月着陸/宇宙開発が、夢やロマンは別として、世の中で何の役に立つのか?
今回の「スリム」の月着陸に要した総開発費は149億円。その出所はすべて税金である。宇宙開発全体(偵察衛星も含む)の予算規模は6000億円。夢やロマンも結構だが、福祉など別の用途に使ったほうが社会の役に立つのではないかという意見は出て当然だろう。

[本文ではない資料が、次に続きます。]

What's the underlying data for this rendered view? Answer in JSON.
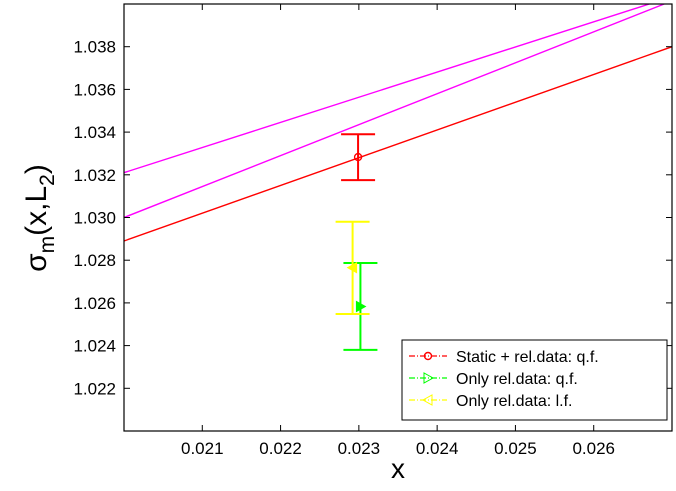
{
  "chart_data": {
    "type": "line",
    "title": "",
    "xlabel": "x",
    "ylabel": {
      "base": "σ",
      "subscript": "m",
      "args_open": "(x,L",
      "args_subscript": "2",
      "args_close": ")"
    },
    "xlim": [
      0.02,
      0.027
    ],
    "ylim": [
      1.02,
      1.04
    ],
    "xticks": [
      0.021,
      0.022,
      0.023,
      0.024,
      0.025,
      0.026
    ],
    "xtick_labels": [
      "0.021",
      "0.022",
      "0.023",
      "0.024",
      "0.025",
      "0.026"
    ],
    "yticks": [
      1.022,
      1.024,
      1.026,
      1.028,
      1.03,
      1.032,
      1.034,
      1.036,
      1.038
    ],
    "ytick_labels": [
      "1.022",
      "1.024",
      "1.026",
      "1.028",
      "1.030",
      "1.032",
      "1.034",
      "1.036",
      "1.038"
    ],
    "grid": false,
    "legend_position": "bottom-right",
    "lines": [
      {
        "color": "#ff00ff",
        "x": [
          0.02,
          0.02671
        ],
        "y": [
          1.0321,
          1.04
        ]
      },
      {
        "color": "#ff00ff",
        "x": [
          0.02,
          0.0269
        ],
        "y": [
          1.03,
          1.04
        ]
      },
      {
        "color": "#ff0000",
        "x": [
          0.02,
          0.027
        ],
        "y": [
          1.0289,
          1.038
        ]
      }
    ],
    "series": [
      {
        "name": "Static + rel.data: q.f.",
        "color": "#ff0000",
        "marker": "circle",
        "x": 0.02299,
        "y": 1.03283,
        "y_low": 1.03175,
        "y_high": 1.0339
      },
      {
        "name": "Only rel.data: q.f.",
        "color": "#00ff00",
        "marker": "triangle-right",
        "x": 0.02302,
        "y": 1.02583,
        "y_low": 1.0238,
        "y_high": 1.02787
      },
      {
        "name": "Only rel.data: l.f.",
        "color": "#ffff00",
        "marker": "triangle-left",
        "x": 0.02292,
        "y": 1.02765,
        "y_low": 1.02548,
        "y_high": 1.0298
      }
    ]
  }
}
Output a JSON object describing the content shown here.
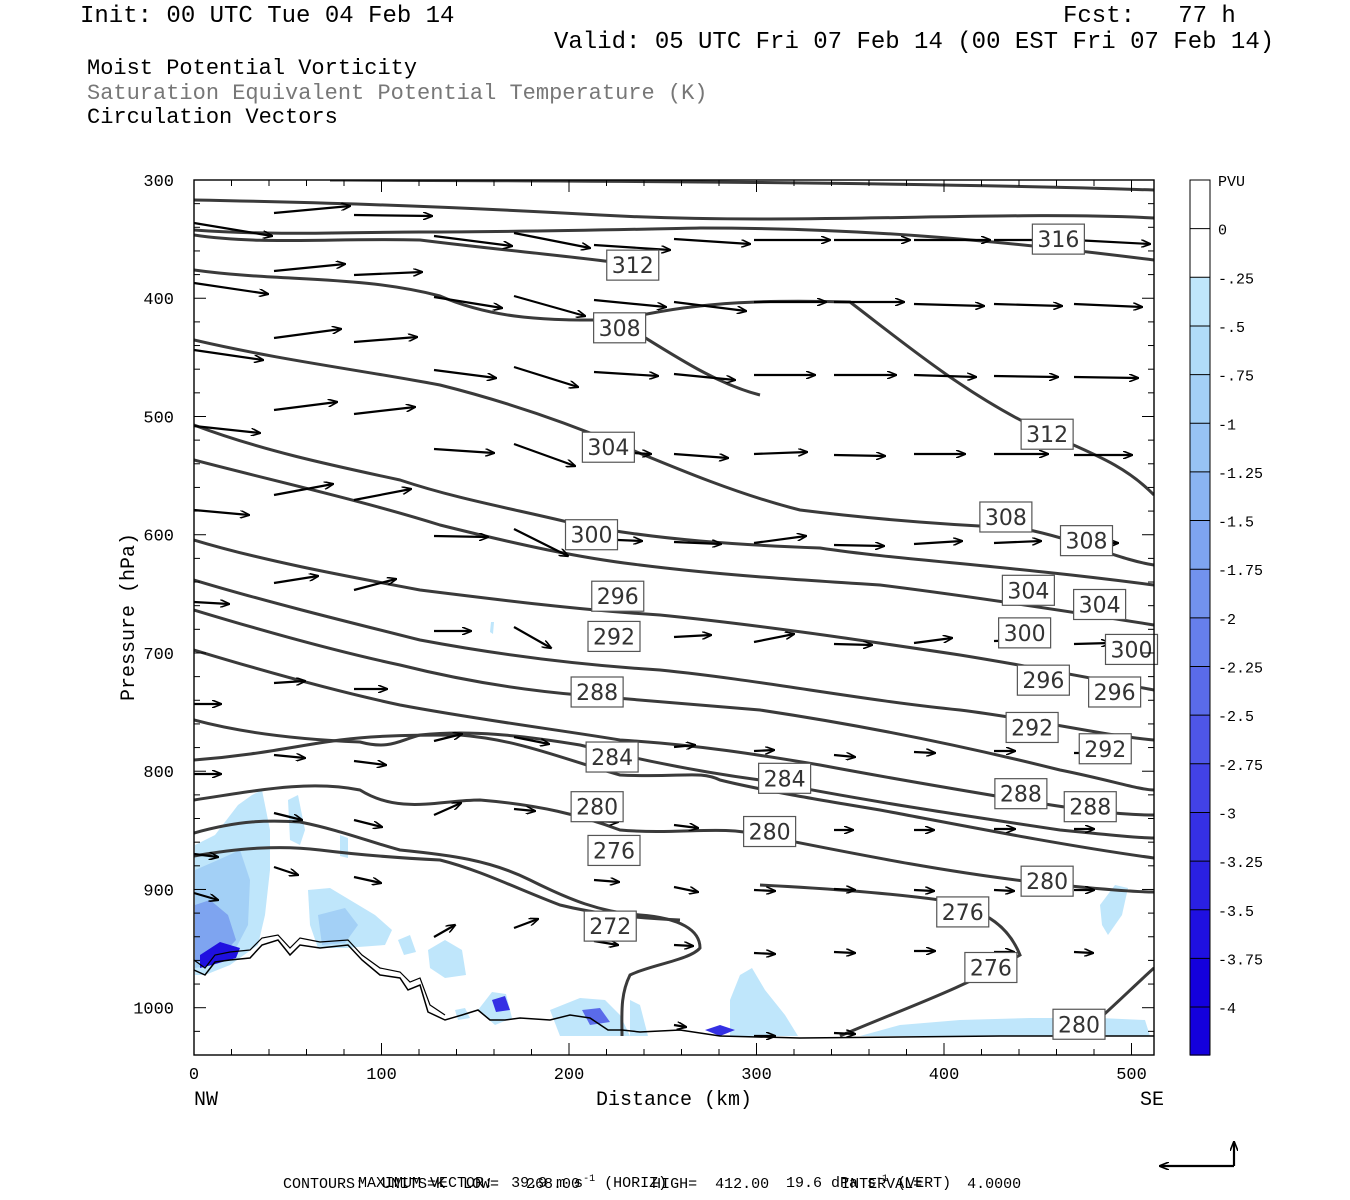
{
  "header": {
    "init": "Init: 00 UTC Tue 04 Feb 14",
    "fcst": "Fcst:   77 h",
    "valid": "Valid: 05 UTC Fri 07 Feb 14 (00 EST Fri 07 Feb 14)"
  },
  "fields": {
    "shaded": "Moist Potential Vorticity",
    "contour": "Saturation Equivalent Potential Temperature (K)",
    "vectors": "Circulation Vectors"
  },
  "footer": {
    "max_vector_label": "MAXIMUM VECTOR:",
    "max_vector_horiz": "39.9 m s",
    "horiz_tag": "(HORIZ)",
    "max_vector_vert": "19.6 dPa s",
    "vert_tag": "(VERT)",
    "exp": "-1",
    "contours": "CONTOURS:  UNITS=K  LOW=   268.00        HIGH=  412.00        INTERVAL=     4.0000"
  },
  "colors": {
    "contour": "#3a3a3a",
    "vector": "#000000",
    "pv_scale": [
      "#ffffff",
      "#ffffff",
      "#bfe6fb",
      "#b0dcf8",
      "#a3d0f6",
      "#97c3f4",
      "#8ab4f2",
      "#7ea4f0",
      "#7292ee",
      "#667fec",
      "#5a6bea",
      "#4e56e8",
      "#4242e6",
      "#3530e4",
      "#2a20e2",
      "#1f10e0",
      "#1400dd"
    ]
  },
  "chart_data": {
    "type": "cross-section",
    "xlabel": "Distance (km)",
    "ylabel": "Pressure (hPa)",
    "xlim": [
      0,
      512
    ],
    "ylim": [
      1040,
      300
    ],
    "x_ticks": [
      0,
      100,
      200,
      300,
      400,
      500
    ],
    "y_ticks": [
      300,
      400,
      500,
      600,
      700,
      800,
      900,
      1000
    ],
    "x_end_labels": {
      "left": "NW",
      "right": "SE"
    },
    "colorbar": {
      "title": "PVU",
      "ticks": [
        "0",
        "-.25",
        "-.5",
        "-.75",
        "-1",
        "-1.25",
        "-1.5",
        "-1.75",
        "-2",
        "-2.25",
        "-2.5",
        "-2.75",
        "-3",
        "-3.25",
        "-3.5",
        "-3.75",
        "-4"
      ]
    },
    "contour_labels": [
      {
        "text": "316",
        "x": 461,
        "p": 350
      },
      {
        "text": "312",
        "x": 234,
        "p": 372
      },
      {
        "text": "308",
        "x": 227,
        "p": 425
      },
      {
        "text": "312",
        "x": 455,
        "p": 515
      },
      {
        "text": "304",
        "x": 221,
        "p": 526
      },
      {
        "text": "308",
        "x": 433,
        "p": 585
      },
      {
        "text": "300",
        "x": 212,
        "p": 600
      },
      {
        "text": "308",
        "x": 476,
        "p": 605
      },
      {
        "text": "304",
        "x": 445,
        "p": 647
      },
      {
        "text": "304",
        "x": 483,
        "p": 659
      },
      {
        "text": "296",
        "x": 226,
        "p": 652
      },
      {
        "text": "300",
        "x": 443,
        "p": 683
      },
      {
        "text": "292",
        "x": 224,
        "p": 686
      },
      {
        "text": "300",
        "x": 500,
        "p": 697
      },
      {
        "text": "296",
        "x": 453,
        "p": 723
      },
      {
        "text": "296",
        "x": 491,
        "p": 733
      },
      {
        "text": "288",
        "x": 215,
        "p": 733
      },
      {
        "text": "292",
        "x": 447,
        "p": 763
      },
      {
        "text": "292",
        "x": 486,
        "p": 781
      },
      {
        "text": "284",
        "x": 223,
        "p": 788
      },
      {
        "text": "284",
        "x": 315,
        "p": 806
      },
      {
        "text": "288",
        "x": 441,
        "p": 819
      },
      {
        "text": "288",
        "x": 478,
        "p": 830
      },
      {
        "text": "280",
        "x": 215,
        "p": 830
      },
      {
        "text": "280",
        "x": 307,
        "p": 851
      },
      {
        "text": "276",
        "x": 224,
        "p": 867
      },
      {
        "text": "280",
        "x": 455,
        "p": 893
      },
      {
        "text": "276",
        "x": 410,
        "p": 919
      },
      {
        "text": "272",
        "x": 222,
        "p": 931
      },
      {
        "text": "276",
        "x": 425,
        "p": 966
      },
      {
        "text": "280",
        "x": 472,
        "p": 1014
      }
    ],
    "max_vector": {
      "horizontal_m_s": 39.9,
      "vertical_dPa_s": 19.6
    },
    "contour_units": "K",
    "contour_low": 268.0,
    "contour_high": 412.0,
    "contour_interval": 4.0
  }
}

人工衛星、特に宇宙探査機は、打ち上げ時の重量制限による軽量化と、長期間宇宙空間の真空と高温、低温という厳しい環境にさらされるため高い耐久性と信頼性を求められる。宇宙探査機を設計・製造する際に培われた高度な先端技術とノウハウは、水平展開され他の人工衛星や、波及して他の産業にも活かされる。
例えば、「スリム」を設計・製造した三菱電機は気象衛星「ひまわり」を製造しており、この「ひまわり」のおかげで気象予測の精度は格段に進歩した。気象庁からの気象データを基に気象情報会社は解析し洗練化した上で、各企業に配信している。このデータに基づき、食品スーパーは来店数予測をして入荷数を調整し廃棄率を下げられる。建設企業は天候を予測しながら効率的に建設工事計画を立てられる。アパレル企業は季節の変わり目に合わせて広告を打っている。
さらに、宇宙開発で培われた技術は政府から民間企業に伝承され、米国ではスペースX社を中心に、すでに宇宙自体が巨大な民間ビジネスの場となっている。日本でも民間初の月着陸を狙うアイスペース社をはじめ多くのスタートアップ宇宙企業が生まれ、政府もこれらを支援し始めている。
消費者の目線に立てば、GPSのおかげで一般消費者もカーナビでの運転を享受でき、衛星放送によって大谷翔平のホームランを日本にいながらリアルタイムで見ることができる。このように、もはや当たり前すぎて意識もされないところで、宇宙開発の恩恵は各企業、消費者に浸透している。
月探査機「スリム」が世界に先駆けて行った「ピンポイント着陸」によって培われた高度な先端技術が、今後さらなる社会への貢献につながることを期待したい。